James Delingpole shows the built-in bias of the Wikipedia editing team presents a very restrictive view of AGW and the CRU hacking/leak:
If you want to know the truth about Climategate, definitely don’t use Wikipedia. “Climatic Research Unit e-mail controversy”, is its preferred, mealy-mouthed euphemism to describe the greatest scientific scandal of the modern age. Not that you’d ever guess it was a scandal from the accompanying article. It reads more like a damage-limitation press release put out by concerned friends and sympathisers of the lying, cheating, data-rigging scientists.
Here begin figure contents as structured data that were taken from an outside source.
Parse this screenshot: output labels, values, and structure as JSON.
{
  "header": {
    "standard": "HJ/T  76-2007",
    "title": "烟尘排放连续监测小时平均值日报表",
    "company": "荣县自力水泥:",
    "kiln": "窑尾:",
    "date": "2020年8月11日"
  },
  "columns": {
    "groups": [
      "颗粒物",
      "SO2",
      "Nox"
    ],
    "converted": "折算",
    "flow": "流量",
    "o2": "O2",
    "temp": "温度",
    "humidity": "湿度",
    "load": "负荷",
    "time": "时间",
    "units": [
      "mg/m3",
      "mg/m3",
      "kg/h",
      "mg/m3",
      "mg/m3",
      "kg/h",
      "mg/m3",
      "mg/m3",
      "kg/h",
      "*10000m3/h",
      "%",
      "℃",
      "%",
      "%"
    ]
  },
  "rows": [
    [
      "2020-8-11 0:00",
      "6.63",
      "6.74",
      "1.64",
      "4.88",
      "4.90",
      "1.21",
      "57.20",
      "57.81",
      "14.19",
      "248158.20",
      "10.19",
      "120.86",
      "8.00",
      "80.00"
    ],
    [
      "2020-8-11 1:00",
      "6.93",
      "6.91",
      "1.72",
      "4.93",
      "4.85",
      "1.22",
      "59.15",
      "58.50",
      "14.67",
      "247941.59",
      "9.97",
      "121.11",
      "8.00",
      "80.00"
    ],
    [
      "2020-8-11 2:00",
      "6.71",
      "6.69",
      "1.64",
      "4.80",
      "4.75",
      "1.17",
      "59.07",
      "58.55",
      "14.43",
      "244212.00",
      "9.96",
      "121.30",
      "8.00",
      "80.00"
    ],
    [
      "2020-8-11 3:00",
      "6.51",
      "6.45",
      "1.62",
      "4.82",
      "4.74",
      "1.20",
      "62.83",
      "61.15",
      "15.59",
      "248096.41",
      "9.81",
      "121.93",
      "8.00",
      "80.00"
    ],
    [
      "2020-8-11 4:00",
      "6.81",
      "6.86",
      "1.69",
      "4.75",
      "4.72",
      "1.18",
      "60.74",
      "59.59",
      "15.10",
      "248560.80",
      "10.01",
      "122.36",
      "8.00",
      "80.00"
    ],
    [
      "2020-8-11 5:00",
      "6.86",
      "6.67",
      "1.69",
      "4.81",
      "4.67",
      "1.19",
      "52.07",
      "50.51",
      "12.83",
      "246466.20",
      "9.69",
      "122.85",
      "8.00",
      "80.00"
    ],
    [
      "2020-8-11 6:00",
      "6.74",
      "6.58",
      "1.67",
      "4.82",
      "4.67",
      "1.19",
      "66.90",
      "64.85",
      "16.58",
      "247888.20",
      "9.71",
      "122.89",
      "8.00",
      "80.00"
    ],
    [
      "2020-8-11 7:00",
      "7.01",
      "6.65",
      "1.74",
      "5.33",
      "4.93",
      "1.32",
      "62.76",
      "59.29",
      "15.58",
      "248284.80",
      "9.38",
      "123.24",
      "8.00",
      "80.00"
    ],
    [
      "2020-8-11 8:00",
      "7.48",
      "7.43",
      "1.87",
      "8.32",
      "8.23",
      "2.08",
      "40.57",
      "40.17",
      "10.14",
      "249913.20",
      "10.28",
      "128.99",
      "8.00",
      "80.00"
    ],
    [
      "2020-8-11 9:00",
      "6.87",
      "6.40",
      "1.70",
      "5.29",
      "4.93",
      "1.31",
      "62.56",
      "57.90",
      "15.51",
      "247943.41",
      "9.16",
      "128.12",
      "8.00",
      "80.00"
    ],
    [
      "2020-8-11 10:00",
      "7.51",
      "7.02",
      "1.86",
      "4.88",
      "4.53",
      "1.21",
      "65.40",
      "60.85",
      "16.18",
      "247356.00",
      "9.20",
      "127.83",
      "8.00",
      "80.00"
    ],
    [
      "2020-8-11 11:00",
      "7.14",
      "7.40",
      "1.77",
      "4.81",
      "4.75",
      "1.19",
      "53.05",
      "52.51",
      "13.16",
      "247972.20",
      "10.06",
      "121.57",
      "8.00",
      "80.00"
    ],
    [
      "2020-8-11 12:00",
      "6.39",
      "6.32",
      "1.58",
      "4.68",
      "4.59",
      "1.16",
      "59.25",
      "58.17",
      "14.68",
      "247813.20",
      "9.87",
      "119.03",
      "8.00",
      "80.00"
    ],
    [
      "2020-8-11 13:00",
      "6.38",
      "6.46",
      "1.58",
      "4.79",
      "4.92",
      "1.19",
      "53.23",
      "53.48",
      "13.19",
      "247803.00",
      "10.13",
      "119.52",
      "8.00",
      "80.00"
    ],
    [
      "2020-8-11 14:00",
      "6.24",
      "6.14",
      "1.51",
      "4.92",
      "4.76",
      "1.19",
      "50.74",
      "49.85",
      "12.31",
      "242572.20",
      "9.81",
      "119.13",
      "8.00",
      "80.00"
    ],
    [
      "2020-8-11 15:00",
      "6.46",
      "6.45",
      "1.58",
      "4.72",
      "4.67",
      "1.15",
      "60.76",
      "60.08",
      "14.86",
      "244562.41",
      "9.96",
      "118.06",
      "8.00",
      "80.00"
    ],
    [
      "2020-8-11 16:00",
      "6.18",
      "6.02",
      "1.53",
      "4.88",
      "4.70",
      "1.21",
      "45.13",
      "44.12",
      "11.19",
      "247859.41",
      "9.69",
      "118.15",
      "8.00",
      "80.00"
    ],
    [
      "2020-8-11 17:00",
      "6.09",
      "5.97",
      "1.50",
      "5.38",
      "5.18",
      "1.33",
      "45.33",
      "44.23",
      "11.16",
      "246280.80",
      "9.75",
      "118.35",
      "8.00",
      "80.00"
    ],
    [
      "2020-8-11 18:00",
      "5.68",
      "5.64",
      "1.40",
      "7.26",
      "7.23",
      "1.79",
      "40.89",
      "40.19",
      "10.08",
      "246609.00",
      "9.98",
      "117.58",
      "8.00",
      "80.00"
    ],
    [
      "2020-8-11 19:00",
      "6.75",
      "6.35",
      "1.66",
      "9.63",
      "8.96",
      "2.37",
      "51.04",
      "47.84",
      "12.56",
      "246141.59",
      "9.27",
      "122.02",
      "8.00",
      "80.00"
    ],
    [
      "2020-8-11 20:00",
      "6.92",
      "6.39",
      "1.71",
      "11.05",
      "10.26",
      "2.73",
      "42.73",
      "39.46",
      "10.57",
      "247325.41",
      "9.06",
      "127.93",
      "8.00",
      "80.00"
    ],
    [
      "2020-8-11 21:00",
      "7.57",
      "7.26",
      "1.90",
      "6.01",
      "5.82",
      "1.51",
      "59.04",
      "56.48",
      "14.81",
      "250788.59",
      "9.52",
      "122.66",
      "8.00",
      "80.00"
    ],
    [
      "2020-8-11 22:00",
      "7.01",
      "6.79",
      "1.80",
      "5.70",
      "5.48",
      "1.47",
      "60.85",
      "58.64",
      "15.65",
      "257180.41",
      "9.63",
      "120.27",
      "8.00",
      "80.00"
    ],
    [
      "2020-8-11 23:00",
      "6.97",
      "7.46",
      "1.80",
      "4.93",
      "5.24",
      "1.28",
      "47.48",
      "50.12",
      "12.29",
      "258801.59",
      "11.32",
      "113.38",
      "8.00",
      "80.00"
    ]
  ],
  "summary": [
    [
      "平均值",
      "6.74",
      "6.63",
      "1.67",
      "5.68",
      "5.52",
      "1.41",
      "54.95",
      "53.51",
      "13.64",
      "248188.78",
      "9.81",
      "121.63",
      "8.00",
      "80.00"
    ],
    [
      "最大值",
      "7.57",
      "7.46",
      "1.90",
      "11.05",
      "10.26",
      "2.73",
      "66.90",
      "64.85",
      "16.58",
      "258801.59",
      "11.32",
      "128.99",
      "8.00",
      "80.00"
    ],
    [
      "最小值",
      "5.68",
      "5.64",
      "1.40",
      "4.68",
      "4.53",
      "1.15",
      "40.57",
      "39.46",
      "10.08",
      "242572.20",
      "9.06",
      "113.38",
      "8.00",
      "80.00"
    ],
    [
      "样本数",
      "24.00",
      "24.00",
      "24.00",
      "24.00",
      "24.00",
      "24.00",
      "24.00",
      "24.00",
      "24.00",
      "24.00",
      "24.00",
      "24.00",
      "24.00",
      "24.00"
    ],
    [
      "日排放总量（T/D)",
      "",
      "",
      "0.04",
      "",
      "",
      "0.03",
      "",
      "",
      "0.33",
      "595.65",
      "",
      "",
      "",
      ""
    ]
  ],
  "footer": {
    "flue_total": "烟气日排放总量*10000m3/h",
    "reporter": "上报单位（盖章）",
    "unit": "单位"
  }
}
Which funnily enough, is pretty much what it is. Even Wikipedia’s own moderators acknowledge that the entry has been hijacked, as this commentary by an “uninvolved editor” makes clear.
Unfortunately, this naked bias and corruption has infected the supposedly neutral Wikipedia’s entire coverage of Anthropogenic Global Warming (AGW) theory. And much of this, as Lawrence Solomon reports in the National Post, is the work of one man, a Cambridge-based scientist and Green Party activist named William Connolley.
Wikipedia is a useful resource, but (as with the mainstream media) you have to take into account the built-in bias both on how issues are covered, but even the issues that are allowed to be presented.